Schon vor mehr als einer Woche stand die Facebook-Gruppe unter Beobachtung von Polizei und Staatsschutz. Von den angekündigten 95 Leuten, die mitmachen wollten, waren zwei beim abendlichen Treffpunkt an der Universität.
Dabei ist im Gesetz klar geregelt, was eine Bürgerwehr darf: nämlich nichts. „Eine Bürgerwehr hat hat keine rechtlichen Kompetenzen“, sagt ein Sprecher der Polizei. Nur die Polizei selbst verkörpere die Staatsgewalt. Allein die Sicherheitswacht, die sie einsetzt, setzt sich aus „normalen“ Bürgern zusammen, die von der Polizei geschult wird. Aber auch die hat nur das sogenannte Jedermannsrecht: „Wird jemand auf frischer Tat betroffen oder verfolgt, so ist, wenn er der Flucht verdächtig ist oder seine Identität nicht sofort festgestellt werden kann, jedermann befugt, ihn auch ohne richterliche Anordnung vorläufig festzunehmen.“
Polizeisprecher Alexander Czech: „Grundsätzlich ist von Abwehr von Gefahren und die öffentliche Sicherheit die Polizei zuständig. Zivilcourage begrüßen wir, aber entscheidend ist, wie sich die Gruppe organisiert und definiert.“ Unter Zivilcourage also versteht die Polizei, dass jemand sich sofort an sie wendet – und nicht selbst Hand anlegt.
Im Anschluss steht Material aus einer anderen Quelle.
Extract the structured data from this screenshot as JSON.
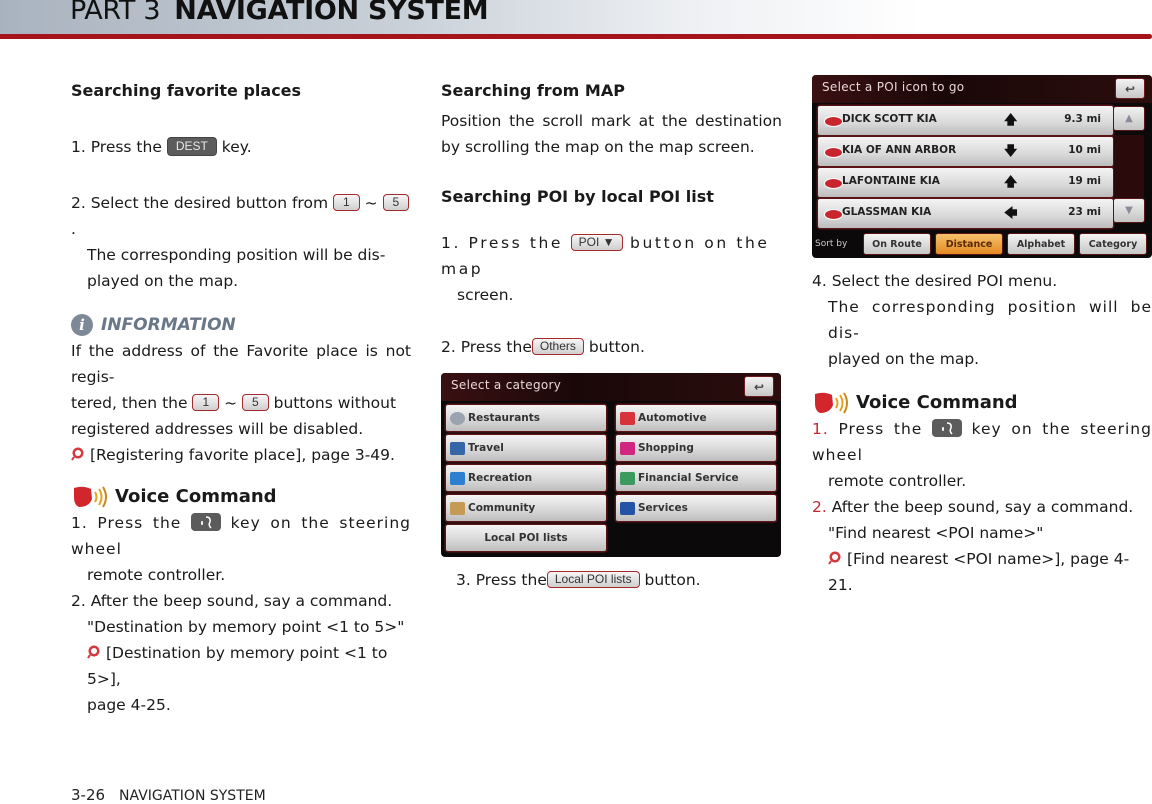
{
  "header": {
    "part": "PART 3",
    "title": "NAVIGATION SYSTEM"
  },
  "col1": {
    "heading": "Searching favorite places",
    "step1": {
      "pre": "1. Press the",
      "key": "DEST",
      "post": "key."
    },
    "step2": {
      "pre": "2. Select the desired button from",
      "key_a": "1",
      "tilde": "~",
      "key_b": "5",
      "post": ".",
      "line2": "The corresponding position will be dis-",
      "line3": "played on the map."
    },
    "info": {
      "title": "INFORMATION",
      "icon": "i",
      "line1": "If the address of the Favorite place is not regis-",
      "line2_pre": "tered, then the",
      "key_a": "1",
      "tilde": "~",
      "key_b": "5",
      "line2_post": "buttons  without",
      "line3": "registered addresses will be disabled.",
      "ref": "[Registering favorite place], page 3-49."
    },
    "voice": {
      "title": "Voice Command",
      "s1_pre": "1. Press the",
      "s1_post": "key on the steering wheel",
      "s1_line2": "remote controller.",
      "s2": "2. After the beep sound, say a command.",
      "s2_quote": "\"Destination by memory point <1 to 5>\"",
      "s2_ref": "[Destination by memory point <1 to 5>],",
      "s2_ref2": "page 4-25."
    }
  },
  "col2": {
    "heading_map": "Searching from MAP",
    "map_text": "Position the scroll mark at the destination by scrolling the map on the map screen.",
    "heading_poi": "Searching POI by local POI list",
    "step1": {
      "pre": "1. Press the",
      "key": "POI ▼",
      "post": "button on the map",
      "line2": "screen."
    },
    "step2": {
      "pre": "2. Press the",
      "key": "Others",
      "post": "button."
    },
    "screen": {
      "title": "Select a category",
      "back": "↩",
      "categories": [
        {
          "label": "Restaurants",
          "color": "#9aa3b0"
        },
        {
          "label": "Automotive",
          "color": "#d8323a"
        },
        {
          "label": "Travel",
          "color": "#3566a8"
        },
        {
          "label": "Shopping",
          "color": "#d1267f"
        },
        {
          "label": "Recreation",
          "color": "#2d7fd0"
        },
        {
          "label": "Financial Service",
          "color": "#3c9a5f"
        },
        {
          "label": "Community",
          "color": "#c49a55"
        },
        {
          "label": "Services",
          "color": "#2452a4"
        }
      ],
      "local_btn": "Local POI lists"
    },
    "step3": {
      "pre": "3. Press the",
      "key": "Local POI lists",
      "post": "button."
    }
  },
  "col3": {
    "screen": {
      "title": "Select a POI icon to go",
      "back": "↩",
      "rows": [
        {
          "name": "DICK SCOTT KIA",
          "dir": "🡅",
          "dist": "9.3 mi"
        },
        {
          "name": "KIA OF ANN ARBOR",
          "dir": "🡇",
          "dist": "10 mi"
        },
        {
          "name": "LAFONTAINE KIA",
          "dir": "🡅",
          "dist": "19 mi"
        },
        {
          "name": "GLASSMAN KIA",
          "dir": "🡄",
          "dist": "23 mi"
        }
      ],
      "scroll_up": "▲",
      "scroll_down": "▼",
      "sort_label": "Sort by",
      "sort": [
        {
          "label": "On Route",
          "active": false
        },
        {
          "label": "Distance",
          "active": true
        },
        {
          "label": "Alphabet",
          "active": false
        },
        {
          "label": "Category",
          "active": false
        }
      ]
    },
    "step4": {
      "line1": "4. Select the desired POI menu.",
      "line2": "The corresponding position will be dis-",
      "line3": "played on the map."
    },
    "voice": {
      "title": "Voice Command",
      "s1_num": "1.",
      "s1_pre": "Press the",
      "s1_post": "key on the steering wheel",
      "s1_line2": "remote controller.",
      "s2_num": "2.",
      "s2": "After the beep sound, say a command.",
      "s2_quote": "\"Find nearest <POI name>\"",
      "s2_ref": "[Find nearest <POI name>], page 4-21."
    }
  },
  "footer": {
    "page": "3-26",
    "section": "NAVIGATION SYSTEM"
  },
  "colors": {
    "accent_red": "#a5141b",
    "info_gray": "#6a7789",
    "active_sort": "#e48a22"
  }
}
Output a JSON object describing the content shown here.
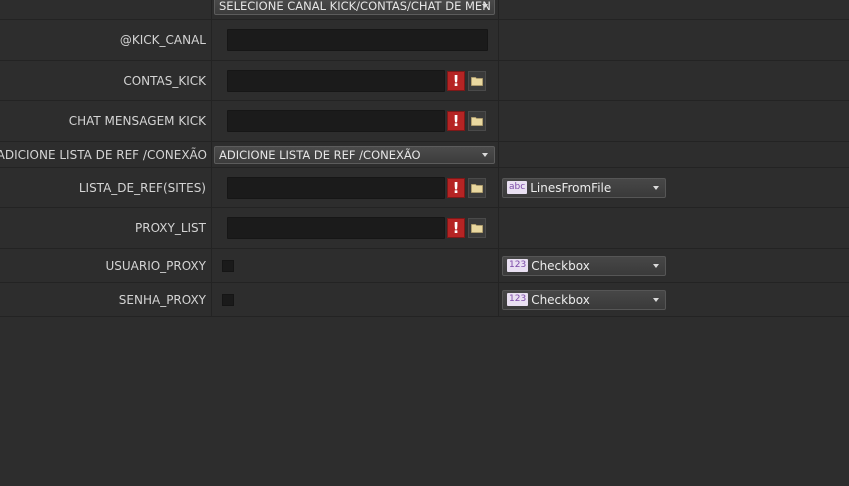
{
  "rows": {
    "canal_select": {
      "value": "SELECIONE CANAL KICK/CONTAS/CHAT DE MEN"
    },
    "kick_canal": {
      "label": "@KICK_CANAL"
    },
    "contas_kick": {
      "label": "CONTAS_KICK",
      "warning": "!"
    },
    "chat_mensagem": {
      "label": "CHAT MENSAGEM KICK",
      "warning": "!"
    },
    "adicione_lista": {
      "label": "ADICIONE LISTA DE REF /CONEXÃO",
      "value": "ADICIONE LISTA DE REF /CONEXÃO"
    },
    "lista_ref": {
      "label": "LISTA_DE_REF(SITES)",
      "warning": "!",
      "type_badge": "abc",
      "type_value": "LinesFromFile"
    },
    "proxy_list": {
      "label": "PROXY_LIST",
      "warning": "!"
    },
    "usuario_proxy": {
      "label": "USUARIO_PROXY",
      "type_badge": "123",
      "type_value": "Checkbox"
    },
    "senha_proxy": {
      "label": "SENHA_PROXY",
      "type_badge": "123",
      "type_value": "Checkbox"
    }
  },
  "icons": {
    "warning": "warning-icon",
    "folder": "folder-icon",
    "dropdown": "chevron-down-icon"
  },
  "colors": {
    "background": "#2d2d2d",
    "field": "#1b1b1b",
    "warning": "#b52424",
    "badge_text": "#7c4aa8"
  }
}
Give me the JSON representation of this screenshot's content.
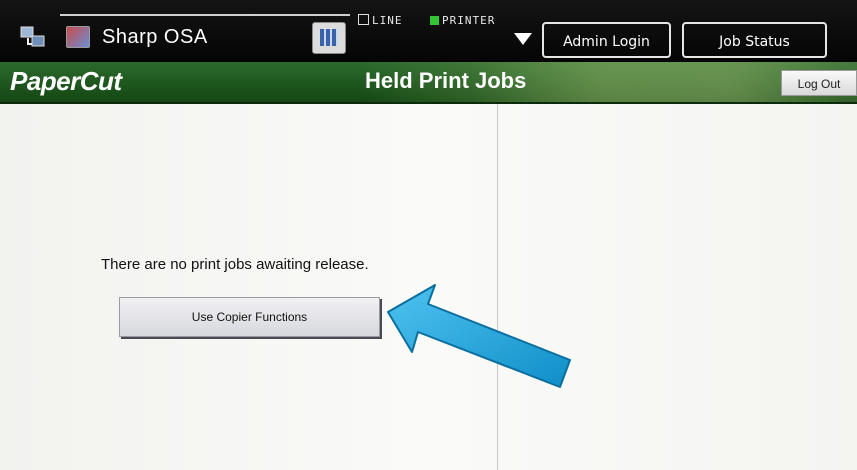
{
  "topbar": {
    "app_name": "Sharp OSA",
    "indicator_line": "LINE",
    "indicator_printer": "PRINTER",
    "admin_login": "Admin Login",
    "job_status": "Job Status",
    "icons": [
      "app-switch-icon",
      "osa-app-icon",
      "keypad-icon",
      "dropdown-arrow-icon"
    ]
  },
  "header": {
    "logo": "PaperCut",
    "title": "Held Print Jobs",
    "logout": "Log Out"
  },
  "main": {
    "message": "There are no print jobs awaiting release.",
    "copier_button": "Use Copier Functions"
  },
  "colors": {
    "header_green": "#1f5a1f",
    "topbar_black": "#0a0a0a",
    "arrow_blue": "#1aa3e0"
  }
}
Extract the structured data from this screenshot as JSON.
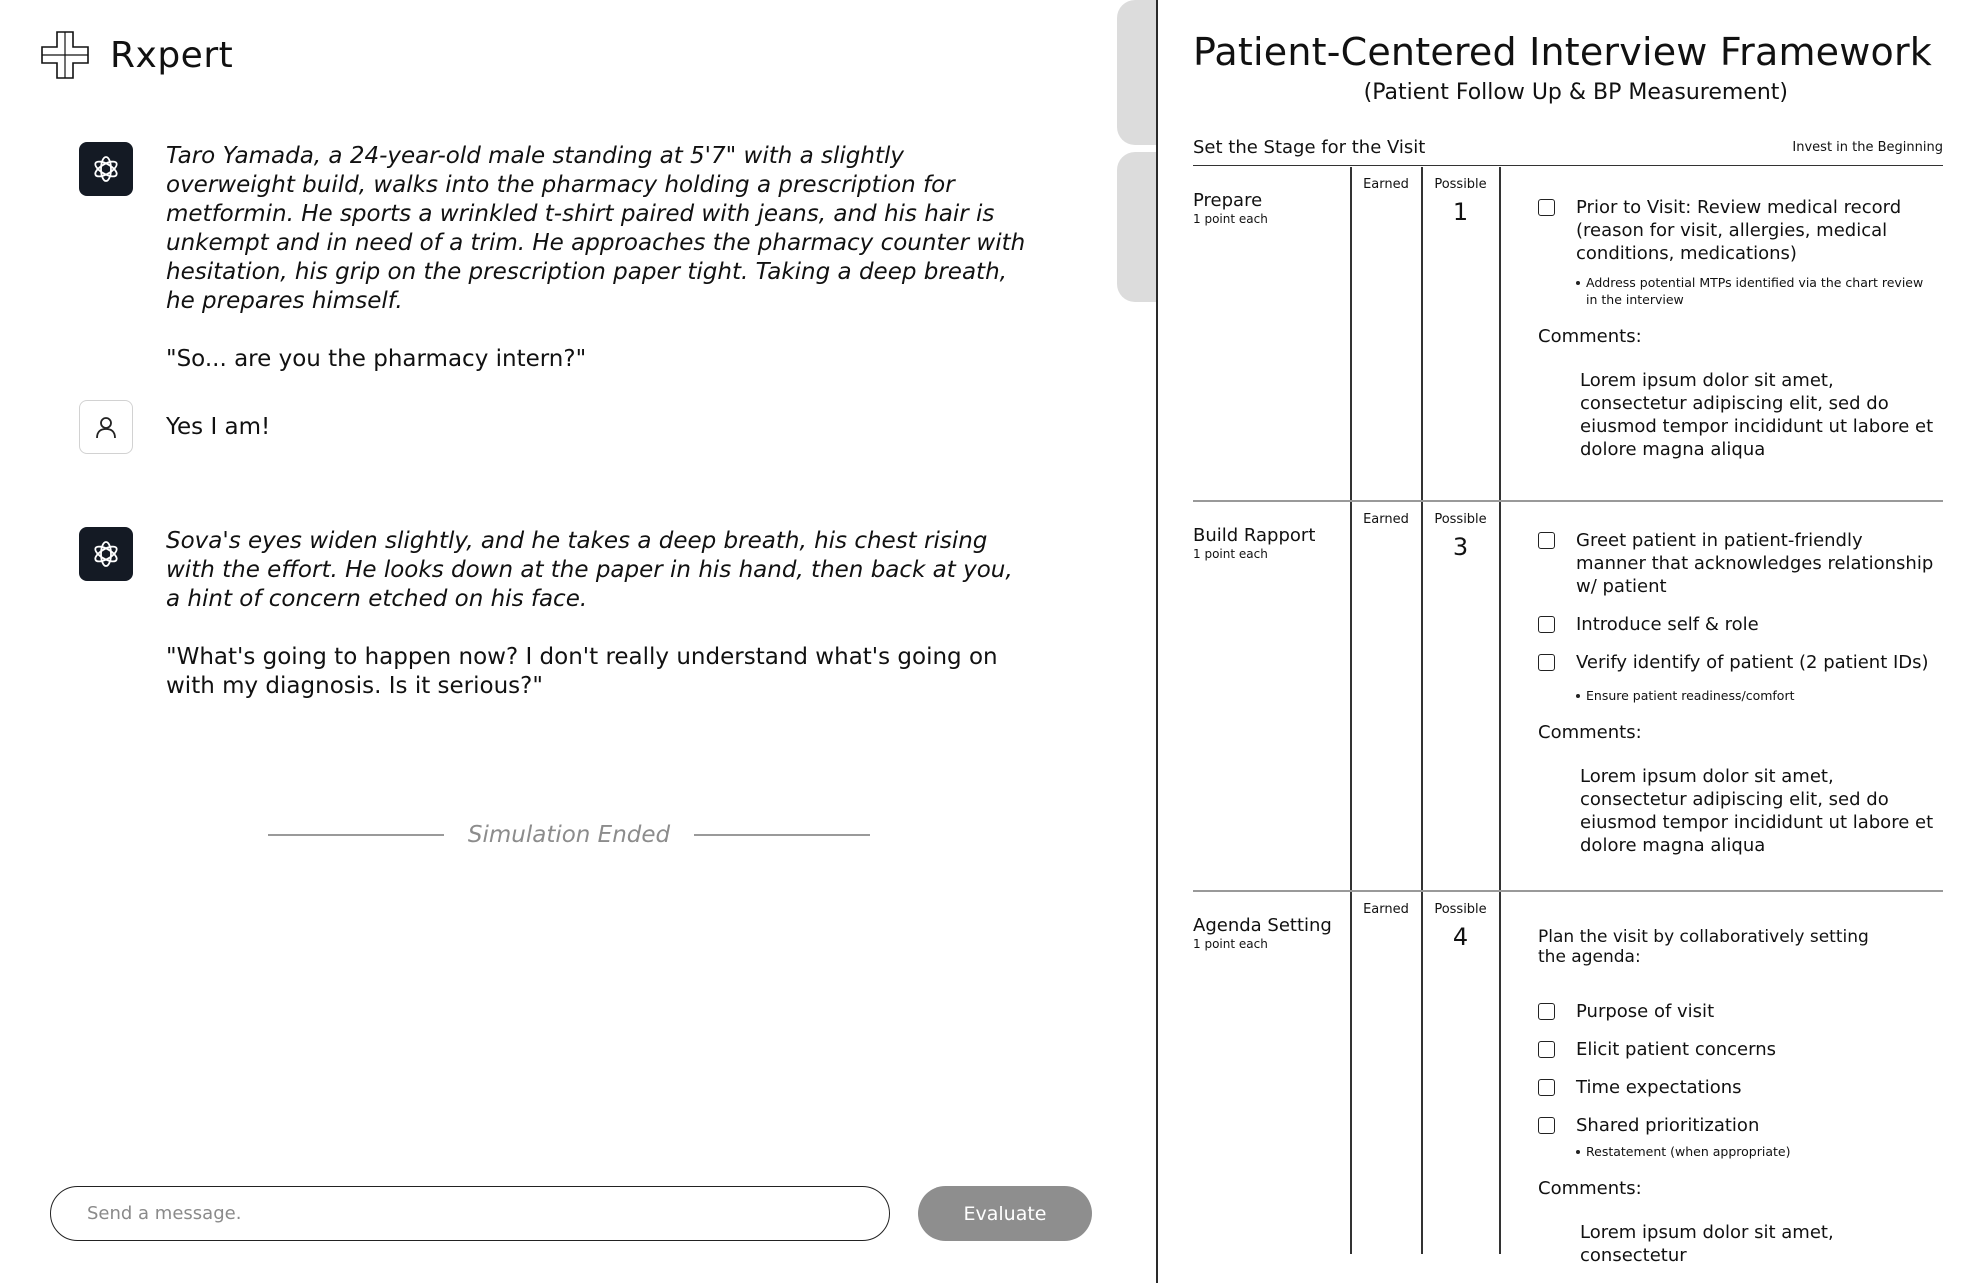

Auch der Rechtsreferent der Stadt Bayreuth, Ulrich Pfeifer, sieht das Entstehen einer Bürgerwehr kritisch. Er rät denen, die das planen, sich sofort an die Polizei zu wenden, um sich dort beraten und ausbilden zu lassen: für die Sicherheitswacht. Erst kürzlich hatte Oberfrankens Polizeipräsident Reinhard Kunkel gesagt, dass Bürgerwehren im Regierungsbezirk „nicht gewünscht und entbehrlich“ seien.
Die Amateure, die größtenteils weder vom Recht noch von der Polizeiarbeit eine Ahnung haben, sieht er „nicht selten mit polizeilich bekannten rechtsmotivierten Mitgliedern durchmischt, deren Ansinnen es ist, die freiheitlich demokratische Grundordnung in Frage zu stellen“.
„Krawallheimer“ nennt die Leute von den Bürgerwehren Georg Kamphausen (60), Professor für historische Soziologie an der Uni Bayreuth. Einer äußere eine Befürchtung, der andere stimme ein, der nächste will auch was gehört haben – „ein Multiplikationsprozess, an dem die Presse nicht ganz unschuldig ist“. Er rät, „einfach mal nichts zu sagen“, vor allem unter den gegenwärtigen Bedingungen müsse „man nicht jede Stimmung bedienen“.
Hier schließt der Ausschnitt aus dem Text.